The group is led by Dr. Pere Santamaria who is a professor in the Department of Microbiology and Infectious Diseases, Faculty of Medicine , University of Calgary. This Catalan scientist residing in Canada, has shown this data at the XXI Congress of the Spanish Society of Diabetes, held in Barcelona in April. The results of this study have been published in the online edition of the journal Immunity, belonging to the Cell on 8 April. The study was funded primarily by the Canadian Institutes of Health Research, the Juvenile Diabetes Research Foundation International (principal charity dedicated to fund and support diabetes research worldwide), the Research Council of Natural Sciences and Engineering Canada and the Canadian Diabetes Association .
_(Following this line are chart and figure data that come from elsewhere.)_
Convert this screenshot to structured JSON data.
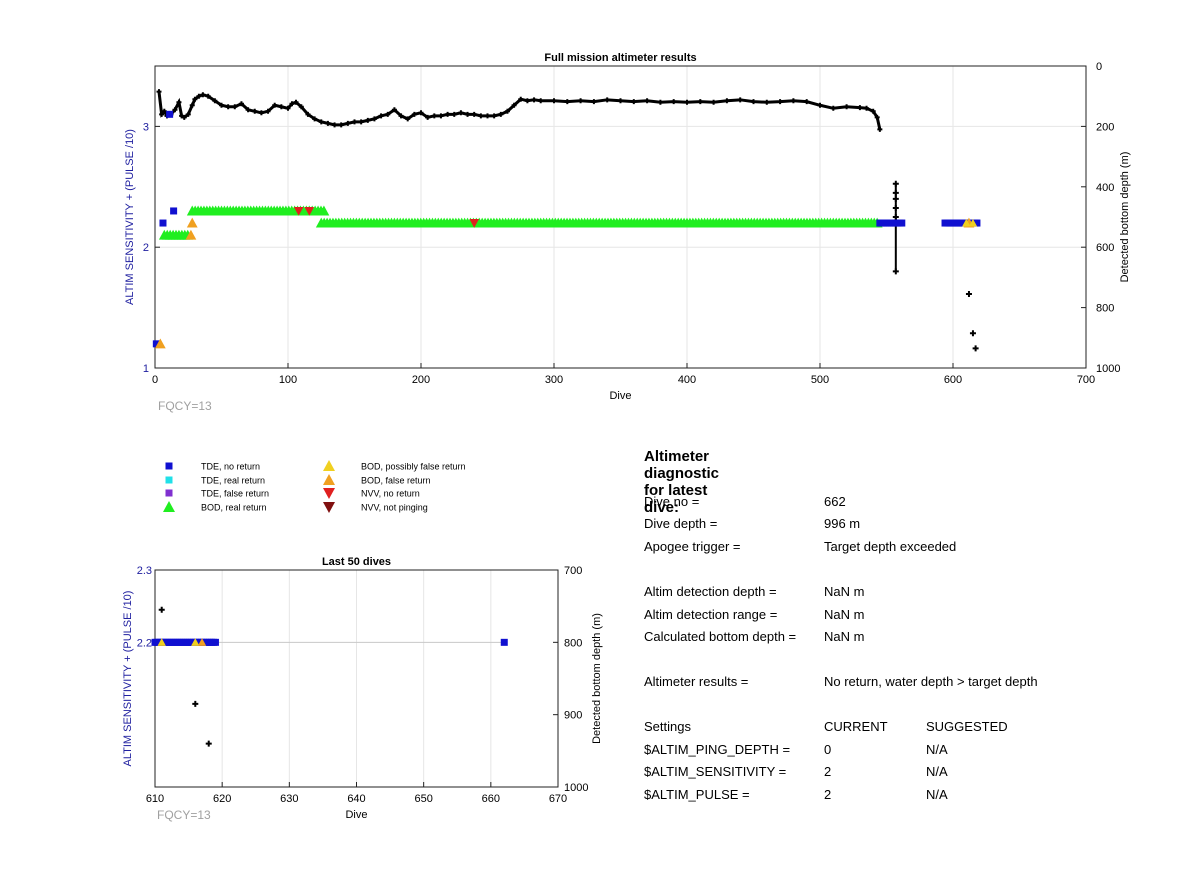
{
  "colors": {
    "tde_no_return": "#1010d0",
    "tde_real_return": "#20e0e8",
    "tde_false_return": "#8030d0",
    "bod_real_return": "#20ee20",
    "bod_possibly_false": "#f0d020",
    "bod_false_return": "#f0a020",
    "nvv_no_return": "#e02020",
    "nvv_not_pinging": "#801010",
    "bottom_depth": "#000000",
    "left_axis": "#2020a0",
    "fqcy": "#a0a0a0"
  },
  "chart_data": [
    {
      "type": "scatter",
      "title": "Full mission altimeter results",
      "xlabel": "Dive",
      "ylabel": "ALTIM SENSITIVITY + (PULSE /10)",
      "y2label": "Detected bottom depth (m)",
      "xlim": [
        0,
        700
      ],
      "ylim": [
        1,
        3.5
      ],
      "y2lim": [
        0,
        1000
      ],
      "y2_reversed": true,
      "grid": true,
      "xticks": [
        "0",
        "100",
        "200",
        "300",
        "400",
        "500",
        "600",
        "700"
      ],
      "yticks": [
        "1",
        "2",
        "3"
      ],
      "y2ticks": [
        "0",
        "200",
        "400",
        "600",
        "800",
        "1000"
      ],
      "annotation": "FQCY=13",
      "bottom_depth": {
        "dives": [
          3,
          5,
          7,
          9,
          12,
          15,
          18,
          20,
          22,
          25,
          28,
          30,
          33,
          36,
          40,
          45,
          50,
          55,
          60,
          65,
          70,
          75,
          80,
          85,
          90,
          95,
          100,
          103,
          106,
          110,
          115,
          120,
          125,
          130,
          135,
          140,
          145,
          150,
          155,
          160,
          165,
          170,
          175,
          180,
          185,
          190,
          195,
          200,
          205,
          210,
          215,
          220,
          225,
          230,
          235,
          240,
          245,
          250,
          255,
          260,
          265,
          270,
          275,
          280,
          285,
          290,
          300,
          310,
          320,
          330,
          340,
          350,
          360,
          370,
          380,
          390,
          400,
          410,
          420,
          430,
          440,
          450,
          460,
          470,
          480,
          490,
          500,
          510,
          520,
          530,
          535,
          540,
          543,
          545
        ],
        "depths": [
          85,
          160,
          150,
          165,
          160,
          145,
          120,
          165,
          170,
          160,
          130,
          110,
          100,
          95,
          100,
          115,
          130,
          135,
          135,
          125,
          145,
          150,
          155,
          150,
          130,
          135,
          140,
          125,
          120,
          135,
          160,
          175,
          185,
          190,
          195,
          195,
          190,
          185,
          185,
          180,
          175,
          165,
          160,
          145,
          165,
          175,
          160,
          155,
          170,
          165,
          165,
          160,
          160,
          155,
          160,
          160,
          165,
          165,
          165,
          160,
          150,
          130,
          110,
          115,
          112,
          115,
          115,
          118,
          115,
          118,
          112,
          115,
          118,
          115,
          120,
          118,
          120,
          118,
          120,
          115,
          112,
          118,
          120,
          118,
          115,
          118,
          130,
          140,
          135,
          138,
          140,
          150,
          170,
          210
        ]
      },
      "vertical_segment": {
        "dive": 557,
        "depth_top": 390,
        "depth_bottom": 680,
        "points": [
          390,
          420,
          440,
          470,
          500,
          680
        ]
      },
      "outlier_depths": [
        {
          "dive": 612,
          "depth": 755
        },
        {
          "dive": 615,
          "depth": 885
        },
        {
          "dive": 617,
          "depth": 935
        }
      ],
      "bod_real_runs": [
        {
          "from": 28,
          "to": 128,
          "value": 2.3
        },
        {
          "from": 125,
          "to": 545,
          "value": 2.2
        },
        {
          "from": 7,
          "to": 25,
          "value": 2.1
        }
      ],
      "tde_no_return_runs": [
        {
          "from": 545,
          "to": 562,
          "value": 2.2
        },
        {
          "from": 594,
          "to": 619,
          "value": 2.2
        }
      ],
      "tde_no_return_points": [
        {
          "dive": 6,
          "value": 2.2
        },
        {
          "dive": 14,
          "value": 2.3
        },
        {
          "dive": 11,
          "value": 3.1
        },
        {
          "dive": 1,
          "value": 1.2
        }
      ],
      "bod_false_points": [
        {
          "dive": 4,
          "value": 1.2
        },
        {
          "dive": 28,
          "value": 2.2
        },
        {
          "dive": 27,
          "value": 2.1
        },
        {
          "dive": 612,
          "value": 2.2
        }
      ],
      "bod_possibly_false_points": [
        {
          "dive": 615,
          "value": 2.2
        },
        {
          "dive": 610,
          "value": 2.2
        }
      ],
      "nvv_no_return_points": [
        {
          "dive": 108,
          "value": 2.3
        },
        {
          "dive": 116,
          "value": 2.3
        },
        {
          "dive": 240,
          "value": 2.2
        }
      ]
    },
    {
      "type": "scatter",
      "title": "Last 50 dives",
      "xlabel": "Dive",
      "ylabel": "ALTIM SENSITIVITY + (PULSE /10)",
      "y2label": "Detected bottom depth (m)",
      "xlim": [
        610,
        670
      ],
      "ylim": [
        2.0,
        2.3
      ],
      "y2lim": [
        700,
        1000
      ],
      "y2_reversed": true,
      "grid": true,
      "xticks": [
        "610",
        "620",
        "630",
        "640",
        "650",
        "660",
        "670"
      ],
      "yticks": [
        "2.2",
        "2.3"
      ],
      "y2ticks": [
        "700",
        "800",
        "900",
        "1000"
      ],
      "annotation": "FQCY=13",
      "tde_no_return_run": {
        "from": 610,
        "to": 619,
        "value": 2.2
      },
      "tde_no_return_points": [
        {
          "dive": 662,
          "value": 2.2
        }
      ],
      "bod_possibly_false_points": [
        {
          "dive": 611,
          "value": 2.2
        },
        {
          "dive": 616,
          "value": 2.2
        }
      ],
      "bod_false_points": [
        {
          "dive": 617,
          "value": 2.2
        }
      ],
      "bottom_depth_points": [
        {
          "dive": 611,
          "depth": 755
        },
        {
          "dive": 616,
          "depth": 885
        },
        {
          "dive": 618,
          "depth": 940
        }
      ],
      "connector": {
        "from": 619,
        "to": 662,
        "value": 2.2
      }
    }
  ],
  "legend": [
    {
      "label": "TDE, no return",
      "marker": "square",
      "color": "#1010d0"
    },
    {
      "label": "TDE, real return",
      "marker": "square",
      "color": "#20e0e8"
    },
    {
      "label": "TDE, false return",
      "marker": "square",
      "color": "#8030d0"
    },
    {
      "label": "BOD, real return",
      "marker": "triangle-up",
      "color": "#20ee20"
    },
    {
      "label": "BOD, possibly false return",
      "marker": "triangle-up",
      "color": "#f0d020"
    },
    {
      "label": "BOD, false return",
      "marker": "triangle-up",
      "color": "#f0a020"
    },
    {
      "label": "NVV, no return",
      "marker": "triangle-down",
      "color": "#e02020"
    },
    {
      "label": "NVV, not pinging",
      "marker": "triangle-down",
      "color": "#801010"
    }
  ],
  "diagnostic": {
    "title": "Altimeter diagnostic for latest dive:",
    "dive_no_label": "Dive no =",
    "dive_no": "662",
    "dive_depth_label": "Dive depth =",
    "dive_depth": "996 m",
    "apogee_label": "Apogee trigger =",
    "apogee": "Target depth exceeded",
    "det_depth_label": "Altim detection depth =",
    "det_depth": "NaN m",
    "det_range_label": "Altim detection range =",
    "det_range": "NaN m",
    "calc_depth_label": "Calculated bottom depth =",
    "calc_depth": "NaN m",
    "results_label": "Altimeter results =",
    "results": "No return, water depth > target depth",
    "settings_label": "Settings",
    "current_label": "CURRENT",
    "suggested_label": "SUGGESTED",
    "ping_label": "$ALTIM_PING_DEPTH =",
    "ping_current": "0",
    "ping_suggested": "N/A",
    "sens_label": "$ALTIM_SENSITIVITY =",
    "sens_current": "2",
    "sens_suggested": "N/A",
    "pulse_label": "$ALTIM_PULSE =",
    "pulse_current": "2",
    "pulse_suggested": "N/A"
  }
}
Diabetes type 1, the suffering 18 million people worldwide and occurs when certain white blood cells (T cells) mistakenly attacks and destroys the beta cells that produce the hormone insulin in the pancreas is, necessary to regulate high levels of blood glucose.
The researchers were seeking to stop the autoimmune response that causes type 1 diabetes without harming the immune cells that protect us from infections. And they discovered that our body has a mechanism that seeks to stop development of autoimmune diseases. Translating it to diabetes, it is as if a small internal fight in the aggressive cells that want to cause the disease (T cells) and other weak attempt to stop (beta cells). Thus, the research group produced a single vaccine using nanoparticles of gold (see photo), coated with proteins (called molecules MHC) that are recognized by the immune system and stimulate the part of the system that allows us to defend ourselves against infections.
In mice in which the vaccine was tested, we observed two momentous achievements. First, the mice were predisposed to type 1 diabetes, not developed on the other hand, which had already developed, pancreas recovered its ability to produce insulin and may well stop the disease at the time that appears.
Nanovacuna Santamaria believes this could begin to be applied to humans in phase I clinical trials in 2012. And most importantly, if the paradigm is true based on this nanovacuna, then it could also apply to chronic immune diseases such as rheumatoid arthritis or multiple sclerosis.